In the current work, we represent a comprehensive analysis evaluating AMC values as a prognostic variable in determining ANC changes following G-CSF therapy in febrile neutropenia patients. A retrospective search throughout the electronic system of KAUH was performed representing a 10-year single center data of febrile neutropenia cases. Based on the current analysis, AMC values hold a prognostic entity regarding ANC changes in chemotherapy-induced febrile neutropenia without any restriction to patients’ demographics and characteristics following G-CSF treatment.
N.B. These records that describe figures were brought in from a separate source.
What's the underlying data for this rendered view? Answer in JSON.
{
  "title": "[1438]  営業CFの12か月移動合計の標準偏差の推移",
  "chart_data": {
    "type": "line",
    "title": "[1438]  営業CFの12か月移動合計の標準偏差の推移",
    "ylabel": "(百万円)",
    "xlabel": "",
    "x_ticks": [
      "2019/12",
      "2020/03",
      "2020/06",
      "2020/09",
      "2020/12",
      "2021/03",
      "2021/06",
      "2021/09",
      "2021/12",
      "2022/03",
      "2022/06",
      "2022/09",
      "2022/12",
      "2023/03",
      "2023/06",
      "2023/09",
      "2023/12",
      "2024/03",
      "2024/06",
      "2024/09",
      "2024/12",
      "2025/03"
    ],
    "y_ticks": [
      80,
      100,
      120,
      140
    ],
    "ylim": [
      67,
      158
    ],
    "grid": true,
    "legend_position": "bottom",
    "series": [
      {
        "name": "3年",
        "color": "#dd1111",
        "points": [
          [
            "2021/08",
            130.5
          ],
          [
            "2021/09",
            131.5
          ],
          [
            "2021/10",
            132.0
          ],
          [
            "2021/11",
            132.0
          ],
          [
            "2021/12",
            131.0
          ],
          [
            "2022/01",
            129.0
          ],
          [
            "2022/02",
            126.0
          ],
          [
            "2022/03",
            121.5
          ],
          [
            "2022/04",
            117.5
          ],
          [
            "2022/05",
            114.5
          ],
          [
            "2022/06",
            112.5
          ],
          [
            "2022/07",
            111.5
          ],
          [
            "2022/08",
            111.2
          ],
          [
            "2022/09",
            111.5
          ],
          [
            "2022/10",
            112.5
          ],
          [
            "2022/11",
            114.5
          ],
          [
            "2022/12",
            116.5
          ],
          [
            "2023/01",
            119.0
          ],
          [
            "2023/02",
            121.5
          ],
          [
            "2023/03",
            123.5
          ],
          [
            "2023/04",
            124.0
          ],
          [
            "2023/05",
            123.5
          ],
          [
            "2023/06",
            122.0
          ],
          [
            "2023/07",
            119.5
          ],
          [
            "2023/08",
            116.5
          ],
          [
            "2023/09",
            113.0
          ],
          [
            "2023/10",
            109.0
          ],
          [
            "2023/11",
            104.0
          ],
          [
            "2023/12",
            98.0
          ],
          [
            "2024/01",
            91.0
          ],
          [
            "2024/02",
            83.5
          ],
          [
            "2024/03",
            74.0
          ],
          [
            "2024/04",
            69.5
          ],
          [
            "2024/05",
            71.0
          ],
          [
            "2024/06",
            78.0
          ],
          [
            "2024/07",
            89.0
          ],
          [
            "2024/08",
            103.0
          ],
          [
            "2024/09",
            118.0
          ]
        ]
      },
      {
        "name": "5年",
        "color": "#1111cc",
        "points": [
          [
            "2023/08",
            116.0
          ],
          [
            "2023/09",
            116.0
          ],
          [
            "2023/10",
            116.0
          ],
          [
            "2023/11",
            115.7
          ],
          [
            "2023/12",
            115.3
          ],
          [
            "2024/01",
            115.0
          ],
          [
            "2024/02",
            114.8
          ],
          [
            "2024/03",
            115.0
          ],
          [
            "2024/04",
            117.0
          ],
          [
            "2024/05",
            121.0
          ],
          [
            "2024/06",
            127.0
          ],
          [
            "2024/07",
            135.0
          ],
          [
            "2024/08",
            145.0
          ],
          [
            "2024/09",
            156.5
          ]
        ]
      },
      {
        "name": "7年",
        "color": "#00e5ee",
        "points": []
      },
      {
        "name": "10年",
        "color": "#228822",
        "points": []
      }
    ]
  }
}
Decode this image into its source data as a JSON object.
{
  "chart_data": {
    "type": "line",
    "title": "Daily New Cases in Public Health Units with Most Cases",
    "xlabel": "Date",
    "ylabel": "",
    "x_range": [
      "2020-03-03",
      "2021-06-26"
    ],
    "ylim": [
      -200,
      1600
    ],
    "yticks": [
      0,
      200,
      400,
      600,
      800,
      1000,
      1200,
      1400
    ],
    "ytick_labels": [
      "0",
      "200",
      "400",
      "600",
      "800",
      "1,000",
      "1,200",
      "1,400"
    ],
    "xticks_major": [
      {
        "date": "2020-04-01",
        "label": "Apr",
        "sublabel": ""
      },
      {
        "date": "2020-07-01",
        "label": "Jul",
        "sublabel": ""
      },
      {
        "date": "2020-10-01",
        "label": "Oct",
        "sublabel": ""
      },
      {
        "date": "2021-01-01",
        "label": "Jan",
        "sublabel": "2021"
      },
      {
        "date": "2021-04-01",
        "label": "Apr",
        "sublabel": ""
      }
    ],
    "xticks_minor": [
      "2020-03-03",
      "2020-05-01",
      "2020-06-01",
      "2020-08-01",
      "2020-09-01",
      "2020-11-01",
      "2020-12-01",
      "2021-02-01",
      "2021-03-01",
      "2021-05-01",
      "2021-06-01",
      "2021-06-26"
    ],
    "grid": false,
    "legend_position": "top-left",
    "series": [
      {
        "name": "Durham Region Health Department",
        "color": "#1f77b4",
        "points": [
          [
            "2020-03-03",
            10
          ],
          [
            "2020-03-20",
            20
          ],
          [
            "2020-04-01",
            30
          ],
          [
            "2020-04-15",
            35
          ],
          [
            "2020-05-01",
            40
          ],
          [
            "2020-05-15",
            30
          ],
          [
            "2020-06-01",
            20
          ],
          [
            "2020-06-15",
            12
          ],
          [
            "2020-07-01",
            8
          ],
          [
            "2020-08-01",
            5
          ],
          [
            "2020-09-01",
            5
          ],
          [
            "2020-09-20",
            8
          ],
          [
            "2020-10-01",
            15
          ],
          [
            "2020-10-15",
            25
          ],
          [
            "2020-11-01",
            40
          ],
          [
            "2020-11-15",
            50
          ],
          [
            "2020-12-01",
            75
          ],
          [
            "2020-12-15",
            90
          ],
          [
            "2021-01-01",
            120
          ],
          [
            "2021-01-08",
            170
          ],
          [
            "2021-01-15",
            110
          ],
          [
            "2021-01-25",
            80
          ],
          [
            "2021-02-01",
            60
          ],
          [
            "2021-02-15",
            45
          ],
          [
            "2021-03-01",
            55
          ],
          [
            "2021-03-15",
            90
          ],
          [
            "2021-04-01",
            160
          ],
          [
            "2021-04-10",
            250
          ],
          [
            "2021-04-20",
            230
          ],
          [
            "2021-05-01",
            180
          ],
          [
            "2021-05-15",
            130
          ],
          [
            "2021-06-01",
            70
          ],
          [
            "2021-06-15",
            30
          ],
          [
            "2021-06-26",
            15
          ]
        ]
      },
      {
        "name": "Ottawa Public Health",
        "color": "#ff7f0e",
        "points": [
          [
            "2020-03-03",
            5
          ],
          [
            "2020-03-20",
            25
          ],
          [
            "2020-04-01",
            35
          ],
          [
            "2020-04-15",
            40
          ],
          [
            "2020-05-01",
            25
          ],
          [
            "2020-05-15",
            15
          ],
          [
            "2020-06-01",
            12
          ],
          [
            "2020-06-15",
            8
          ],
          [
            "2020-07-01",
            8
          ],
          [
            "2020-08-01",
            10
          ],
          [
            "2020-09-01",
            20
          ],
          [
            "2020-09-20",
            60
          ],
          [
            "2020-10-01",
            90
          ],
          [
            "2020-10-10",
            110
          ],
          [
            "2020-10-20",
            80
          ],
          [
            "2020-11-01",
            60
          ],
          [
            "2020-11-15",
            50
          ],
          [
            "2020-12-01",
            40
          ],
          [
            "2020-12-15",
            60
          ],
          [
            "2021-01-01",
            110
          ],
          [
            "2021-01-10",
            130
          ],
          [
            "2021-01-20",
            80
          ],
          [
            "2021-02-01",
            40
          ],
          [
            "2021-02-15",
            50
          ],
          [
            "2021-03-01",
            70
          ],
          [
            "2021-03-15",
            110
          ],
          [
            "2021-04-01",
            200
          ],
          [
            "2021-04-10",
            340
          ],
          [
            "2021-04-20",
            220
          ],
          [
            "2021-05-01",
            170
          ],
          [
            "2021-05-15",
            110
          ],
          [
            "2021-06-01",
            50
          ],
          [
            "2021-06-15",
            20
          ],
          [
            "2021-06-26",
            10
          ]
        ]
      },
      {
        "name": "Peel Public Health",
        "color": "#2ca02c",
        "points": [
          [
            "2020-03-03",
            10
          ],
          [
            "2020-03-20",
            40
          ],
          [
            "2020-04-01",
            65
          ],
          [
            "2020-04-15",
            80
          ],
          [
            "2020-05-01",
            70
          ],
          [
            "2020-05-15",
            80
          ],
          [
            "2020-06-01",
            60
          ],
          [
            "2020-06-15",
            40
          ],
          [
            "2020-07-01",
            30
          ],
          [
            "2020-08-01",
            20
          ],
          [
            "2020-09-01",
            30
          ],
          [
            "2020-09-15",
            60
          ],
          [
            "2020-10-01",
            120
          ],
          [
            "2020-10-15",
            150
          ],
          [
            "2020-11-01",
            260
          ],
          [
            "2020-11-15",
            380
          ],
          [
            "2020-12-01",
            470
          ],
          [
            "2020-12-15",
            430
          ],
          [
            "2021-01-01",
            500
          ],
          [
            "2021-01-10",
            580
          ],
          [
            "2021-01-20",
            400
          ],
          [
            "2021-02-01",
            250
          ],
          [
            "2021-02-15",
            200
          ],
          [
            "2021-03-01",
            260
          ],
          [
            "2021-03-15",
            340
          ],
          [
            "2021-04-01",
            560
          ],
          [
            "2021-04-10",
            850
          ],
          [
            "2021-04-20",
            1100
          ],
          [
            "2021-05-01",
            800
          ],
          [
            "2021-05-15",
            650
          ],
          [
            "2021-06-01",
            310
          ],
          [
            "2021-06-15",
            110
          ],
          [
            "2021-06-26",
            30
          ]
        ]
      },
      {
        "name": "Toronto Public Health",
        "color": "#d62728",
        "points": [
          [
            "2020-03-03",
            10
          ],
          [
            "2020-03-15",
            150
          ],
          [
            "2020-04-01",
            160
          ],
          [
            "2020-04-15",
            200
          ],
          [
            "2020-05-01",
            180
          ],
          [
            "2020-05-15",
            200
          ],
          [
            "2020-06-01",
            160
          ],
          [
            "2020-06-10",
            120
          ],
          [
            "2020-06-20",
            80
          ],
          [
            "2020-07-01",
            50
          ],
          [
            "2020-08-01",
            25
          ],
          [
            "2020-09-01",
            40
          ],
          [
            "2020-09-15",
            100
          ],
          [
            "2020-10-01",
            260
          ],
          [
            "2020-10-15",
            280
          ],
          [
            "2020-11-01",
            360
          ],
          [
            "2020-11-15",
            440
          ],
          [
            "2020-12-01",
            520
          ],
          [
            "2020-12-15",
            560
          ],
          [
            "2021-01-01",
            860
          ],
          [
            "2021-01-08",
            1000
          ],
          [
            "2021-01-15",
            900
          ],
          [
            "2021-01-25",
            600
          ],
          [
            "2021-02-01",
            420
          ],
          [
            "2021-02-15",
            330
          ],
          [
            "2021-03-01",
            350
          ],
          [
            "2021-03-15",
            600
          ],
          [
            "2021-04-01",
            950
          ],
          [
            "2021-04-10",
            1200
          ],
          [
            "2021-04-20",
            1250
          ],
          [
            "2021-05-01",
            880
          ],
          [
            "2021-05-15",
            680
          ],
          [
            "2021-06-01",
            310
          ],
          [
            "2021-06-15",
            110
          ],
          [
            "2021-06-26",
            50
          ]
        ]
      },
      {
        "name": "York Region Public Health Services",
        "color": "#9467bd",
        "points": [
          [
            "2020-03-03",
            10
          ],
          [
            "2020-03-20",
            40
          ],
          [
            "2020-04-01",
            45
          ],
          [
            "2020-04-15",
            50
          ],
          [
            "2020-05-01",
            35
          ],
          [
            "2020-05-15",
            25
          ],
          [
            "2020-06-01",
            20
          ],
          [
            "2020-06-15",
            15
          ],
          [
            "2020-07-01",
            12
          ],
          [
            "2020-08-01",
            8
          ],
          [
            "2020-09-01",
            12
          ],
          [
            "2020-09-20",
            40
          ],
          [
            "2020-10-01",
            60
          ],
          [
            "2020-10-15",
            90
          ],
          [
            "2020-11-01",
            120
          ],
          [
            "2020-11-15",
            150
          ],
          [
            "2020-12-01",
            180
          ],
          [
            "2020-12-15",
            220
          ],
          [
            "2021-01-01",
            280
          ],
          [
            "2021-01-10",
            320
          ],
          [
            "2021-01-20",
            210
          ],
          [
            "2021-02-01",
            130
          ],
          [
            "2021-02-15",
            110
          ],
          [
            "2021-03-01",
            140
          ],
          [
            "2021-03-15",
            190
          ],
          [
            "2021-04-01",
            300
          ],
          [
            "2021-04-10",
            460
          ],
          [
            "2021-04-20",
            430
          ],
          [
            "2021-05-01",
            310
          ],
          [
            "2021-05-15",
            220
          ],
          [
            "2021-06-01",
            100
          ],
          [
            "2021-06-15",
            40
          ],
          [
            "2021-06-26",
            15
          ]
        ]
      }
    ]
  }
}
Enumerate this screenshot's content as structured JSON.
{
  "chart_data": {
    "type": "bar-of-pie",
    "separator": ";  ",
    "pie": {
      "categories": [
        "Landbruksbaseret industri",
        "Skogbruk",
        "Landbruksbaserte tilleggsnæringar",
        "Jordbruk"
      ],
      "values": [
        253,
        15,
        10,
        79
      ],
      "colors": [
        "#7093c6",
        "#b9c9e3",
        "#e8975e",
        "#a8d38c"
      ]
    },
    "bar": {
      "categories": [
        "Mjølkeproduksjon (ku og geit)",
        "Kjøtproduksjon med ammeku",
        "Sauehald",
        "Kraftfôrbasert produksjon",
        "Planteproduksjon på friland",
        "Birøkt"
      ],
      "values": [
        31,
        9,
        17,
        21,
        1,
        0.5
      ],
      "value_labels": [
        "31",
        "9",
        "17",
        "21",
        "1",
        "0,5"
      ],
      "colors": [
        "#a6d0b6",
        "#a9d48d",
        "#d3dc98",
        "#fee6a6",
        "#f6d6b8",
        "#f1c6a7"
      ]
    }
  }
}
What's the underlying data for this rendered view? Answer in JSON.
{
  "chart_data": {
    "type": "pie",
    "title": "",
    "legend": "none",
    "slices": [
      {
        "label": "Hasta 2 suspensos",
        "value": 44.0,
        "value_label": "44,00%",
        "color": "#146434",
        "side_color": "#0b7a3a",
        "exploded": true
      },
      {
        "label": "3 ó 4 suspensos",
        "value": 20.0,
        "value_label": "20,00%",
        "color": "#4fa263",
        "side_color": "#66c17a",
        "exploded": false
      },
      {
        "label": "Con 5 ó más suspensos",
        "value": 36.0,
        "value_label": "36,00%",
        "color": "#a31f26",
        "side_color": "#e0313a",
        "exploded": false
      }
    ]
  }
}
The findings emphasize the role of AMC in notifying emergency doctors and oncology specialist toward high-risk febrile neutropenia patients and can predict the responsiveness of G-CSF therapy. The main limitation in this study is its retrospective nature with moderate sample size. The first attack of each patient was included, and the rest were omitted to eliminate the factor of response bias, which necessitate the need for additional analysis of recurrent attacks with their compatibility to the first one. Although AMC values could predict ANC changes to a certain degree, it did not exhibit any statistically significant difference in determining the morality and recurrence probability paths according to Kaplan-Meier analysis. Further studies are needed to increase the sample size and to specify the target population regarding the type of malignancy and chemotherapy protocol utilized. Future work should be also directed toward a more specific and sensitive risk prediction indices for chemotherapy-induced febrile neutropenia following G-CSF therapy.